Отвращение, ненависть к самому себе пронизывали каждое слово Фэллона. Отец Да Коста сказал с очень глубоким сочувствием:
— Мир не может быть истым и невинным с тех пор, как там правит человек.
— И кто бы мог изречь этот перл мудрости?
— Я объясню вам лучше, что хотел сказать, если вспомню одну историю. Я провел несколько лет в лагере у китайских коммунистов после того, как попал в плен в Корее. Лагерь они называли центром специальной доктрины.
Фэллон заинтересовался помимо воли.
— Промывка мозгов?
— Именно. Согласно их образа мысли я был особенным объектом, представителем католической церкви. Думаю вам известно, как относятся коммунисты к религии. Методы их были необыкновенно просты, однако они превосходно действовали. Они взяли это в теории Павлова. Нужно создать у человека комплекс вины, или, точнее говоря, укрепить в нем ту вину, которая уже есть. Хотите знать, какой первый вопрос задал мне мой инструктор? Он спросил, был ли у меня слуга, который готовил мне еду и заправлял мою постель.

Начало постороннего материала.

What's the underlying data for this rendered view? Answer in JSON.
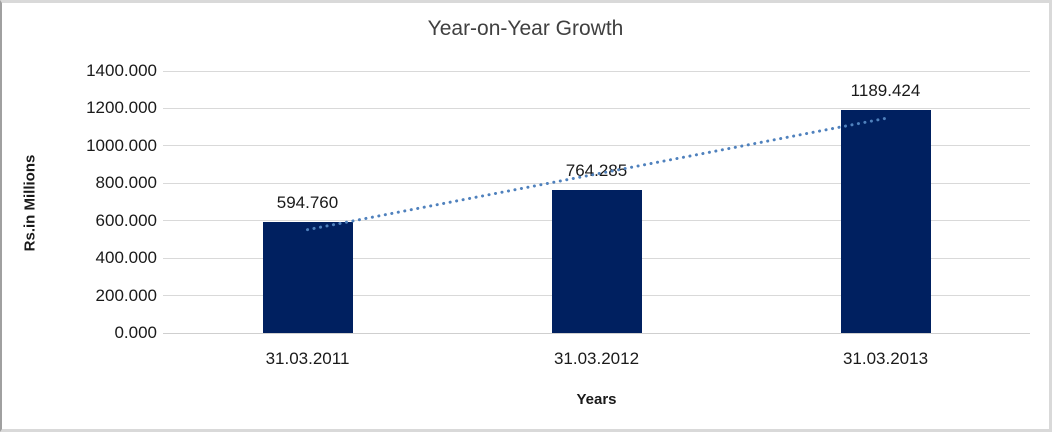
{
  "chart_data": {
    "type": "bar",
    "title": "Year-on-Year Growth",
    "xlabel": "Years",
    "ylabel": "Rs.in Millions",
    "categories": [
      "31.03.2011",
      "31.03.2012",
      "31.03.2013"
    ],
    "values": [
      594.76,
      764.285,
      1189.424
    ],
    "data_labels": [
      "594.760",
      "764.285",
      "1189.424"
    ],
    "ylim": [
      0,
      1400
    ],
    "ytick_step": 200,
    "ytick_labels": [
      "0.000",
      "200.000",
      "400.000",
      "600.000",
      "800.000",
      "1000.000",
      "1200.000",
      "1400.000"
    ],
    "grid": true,
    "legend": "none",
    "trendline": {
      "type": "linear",
      "style": "dotted"
    },
    "colors": {
      "bar": "#002060",
      "trendline": "#4f81bd",
      "gridline": "#d9d9d9",
      "axis_line": "#cfcfcf",
      "text": "#1a1a1a",
      "title_text": "#404040",
      "frame_border": "#d9d9d9"
    }
  }
}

Я признал, что да, тогда он взял Библию и прочитал отрывок, где говорится, что Господь призывал служить ближнему своему. Удивительное дело, какую тяжесть я испытал, когда он прочел мне это.
— И вы попались в ловушку?
— Человека можно загнать в любую ловушку, когда он полуголодный и когда его долго держат в одиночестве. Они очень ловкие, не заблуждайтесь. Если употреблять марксистскую терминологию, у человека есть теза и антитеза. Для священника теза — это то, во что он верит. Все, что он считает своим призванием.
— А антитеза?
— Для меня этим оказался вопрос полов, — сказал отец Да Коста, улыбнувшись. — Они часто вступают на этот путь, когда имеют дело с католическими священниками, потому что считают понятие чистоты вздором.
— И что же они сделали?
— Они держали меня в полуголодном состоянии в сырой одиночной камере в течение трех месяцев, а затем отправили меня в постель с двумя женщинами, готовыми на все ради идеи, так же как и вы. Вообще-то это было глупостью. По их мнению, как я думаю, я должен был испытывать глубокий стыд и вину из-за того, что у меня была эрекция. А я считал это химической реакцией организма, вполне объяснимой в данных обстоятельствах. И думаю, что моя точка зрения совпадает с мнением Господа.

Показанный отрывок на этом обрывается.